Spark应用有这么几个概念: Job, Stage和Task

  • Job以行动算子为界, RDD 的 action算子会执行 runJob 方法 (SparkContext类).
  • Stage 以Shuffle依赖为界, 遇到一次Shuffle就会产生新的Stage, 默认会有一个ResultStage;
  • Task是Stage子集,以并行度(分区数量)来衡量, 分区数是多少,就有多少个Task.

提交Job

  def runJob[T, U: ClassTag](
      rdd: RDD[T],
      func: (TaskContext, Iterator[T]) => U,
      partitions: Seq[Int],
      resultHandler: (Int, U) => Unit): Unit = {
    if (stopped.get()) {
      throw new IllegalStateException("SparkContext has been shutdown")
    }
    val callSite = getCallSite
    val cleanedFunc = clean(func)
    logInfo("Starting job: " + callSite.shortForm)
    if (conf.getBoolean("spark.logLineage", false)) {
      logInfo("RDD's recursive dependencies:\n" + rdd.toDebugString)
    }
    dagScheduler.runJob(rdd, cleanedFunc, partitions, callSite, resultHandler, localProperties.get)
    progressBar.foreach(_.finishAll())
    rdd.doCheckpoint()
  }

上面的关键一行 dagScheduler.runJob(rdd, cleanedFunc, partitions, callSite, resultHandler, localProperties.get)

这是 DAGScheduler类提供的方法.

在这个方法中, 调用了 submitJob 方法

val waiter = submitJob(rdd, func, partitions, callSite, resultHandler, properties)

在submitJob中, 创建了jobId
val jobId = nextJobId.getAndIncrement()

往一个事件队列中,将这个jobId 和数据,计算逻辑, 分区,扔进去.

// 在DAGScheduler类submitJoby方法
    eventProcessLoop.post(JobSubmitted(
      jobId, rdd, func2, partitions.toArray, callSite, waiter,
      Utils.cloneProperties(properties)))


// EventLoop类. post方法
  def post(event: E): Unit = {
    if (!stopped.get) {
      if (eventThread.isAlive) {
        eventQueue.put(event)
      } else {
        onError(new IllegalStateException(s"$name has already been stopped accidentally."))
      }
    }
  }

事件类型

Event处理会用 doOnReceive(event) 完成处理, 在DAGSchedulerEvent类 有这个方法:


  private def doOnReceive(event: DAGSchedulerEvent): Unit = event match {
    case JobSubmitted(jobId, rdd, func, partitions, callSite, listener, properties) =>
      dagScheduler.handleJobSubmitted(jobId, rdd, func, partitions, callSite, listener, properties)

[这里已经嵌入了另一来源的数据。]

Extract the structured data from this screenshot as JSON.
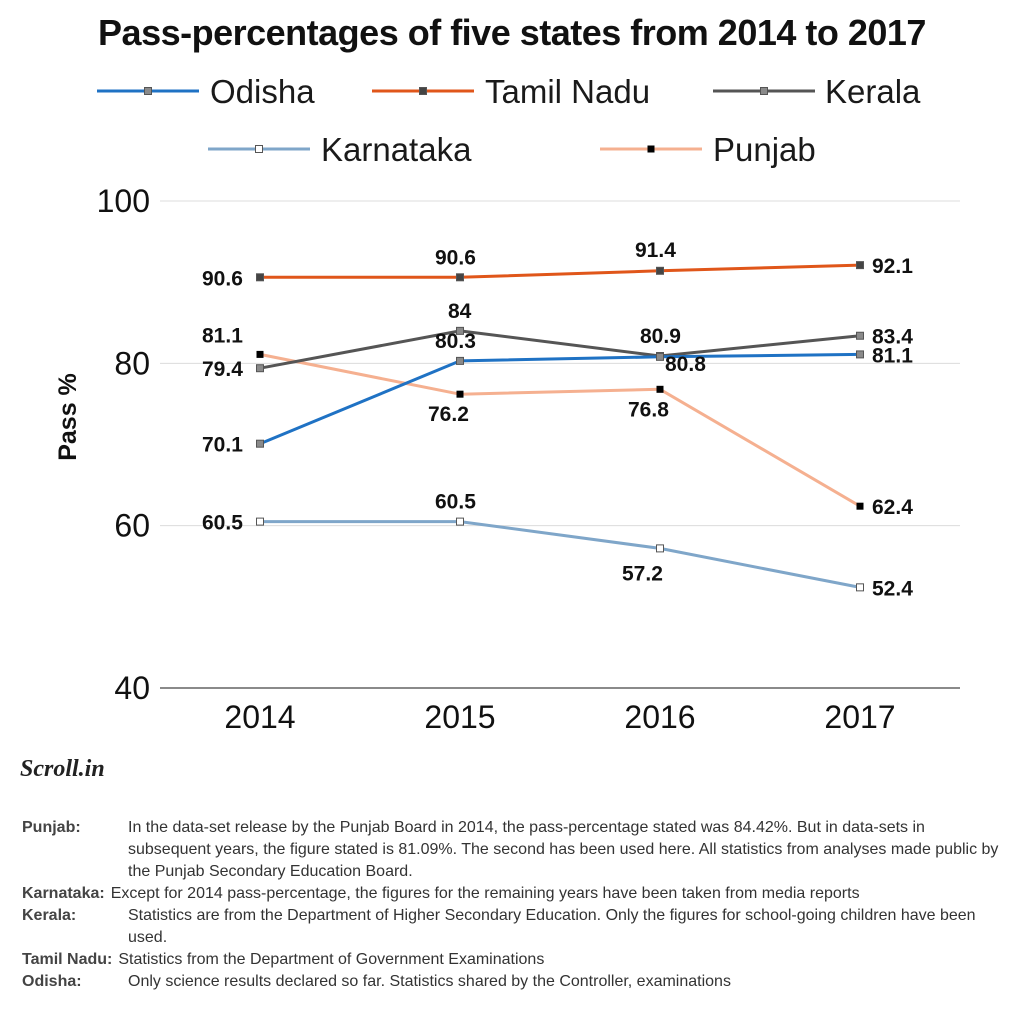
{
  "chart_data": {
    "type": "line",
    "title": "Pass-percentages of five states from 2014 to 2017",
    "ylabel": "Pass %",
    "xlabel": "",
    "categories": [
      "2014",
      "2015",
      "2016",
      "2017"
    ],
    "ylim": [
      40,
      100
    ],
    "yticks": [
      40,
      60,
      80,
      100
    ],
    "grid": "horizontal",
    "legend": "top",
    "series": [
      {
        "name": "Odisha",
        "values": [
          70.1,
          80.3,
          80.8,
          81.1
        ],
        "labels": [
          "70.1",
          "80.3",
          "80.8",
          "81.1"
        ],
        "color": "#1f72c4",
        "marker_fill": "#8a8a8a"
      },
      {
        "name": "Tamil Nadu",
        "values": [
          90.6,
          90.6,
          91.4,
          92.1
        ],
        "labels": [
          "90.6",
          "90.6",
          "91.4",
          "92.1"
        ],
        "color": "#e0561a",
        "marker_fill": "#444444"
      },
      {
        "name": "Kerala",
        "values": [
          79.4,
          84,
          80.9,
          83.4
        ],
        "labels": [
          "79.4",
          "84",
          "80.9",
          "83.4"
        ],
        "color": "#555555",
        "marker_fill": "#8a8a8a"
      },
      {
        "name": "Karnataka",
        "values": [
          60.5,
          60.5,
          57.2,
          52.4
        ],
        "labels": [
          "60.5",
          "60.5",
          "57.2",
          "52.4"
        ],
        "color": "#7fa6c9",
        "marker_fill": "#ffffff"
      },
      {
        "name": "Punjab",
        "values": [
          81.1,
          76.2,
          76.8,
          62.4
        ],
        "labels": [
          "81.1",
          "76.2",
          "76.8",
          "62.4"
        ],
        "color": "#f5b090",
        "marker_fill": "#000000"
      }
    ]
  },
  "brand": "Scroll.in",
  "notes": [
    {
      "state": "Punjab:",
      "text": "In the data-set release by the Punjab Board in 2014, the pass-percentage stated was 84.42%. But in data-sets in subsequent years, the figure stated is 81.09%. The second has been used here. All statistics from analyses made public by the Punjab Secondary Education Board."
    },
    {
      "state": "Karnataka:",
      "text": "Except for 2014 pass-percentage, the figures for the remaining years have been taken from media reports"
    },
    {
      "state": "Kerala:",
      "text": "Statistics are from the Department of Higher Secondary Education. Only the figures for school-going children have been used."
    },
    {
      "state": "Tamil Nadu:",
      "text": "Statistics from the Department of Government Examinations"
    },
    {
      "state": "Odisha:",
      "text": "Only science results declared so far. Statistics shared by the Controller, examinations"
    }
  ]
}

    case MapStageSubmitted(jobId, dependency, callSite, listener, properties) =>
      dagScheduler.handleMapStageSubmitted(jobId, dependency, callSite, listener, properties)

    case StageCancelled(stageId, reason) =>
      dagScheduler.handleStageCancellation(stageId, reason)

    case JobCancelled(jobId, reason) =>
      dagScheduler.handleJobCancellation(jobId, reason)

    case JobGroupCancelled(groupId) =>
      dagScheduler.handleJobGroupCancelled(groupId)

    case AllJobsCancelled =>
      dagScheduler.doCancelAllJobs()

    case ExecutorAdded(execId, host) =>
      dagScheduler.handleExecutorAdded(execId, host)

    case ExecutorLost(execId, reason) =>
      val workerHost = reason match {
        case ExecutorProcessLost(_, workerHost, _) => workerHost
        case ExecutorDecommission(workerHost) => workerHost
        case _ => None
      }
      dagScheduler.handleExecutorLost(execId, workerHost)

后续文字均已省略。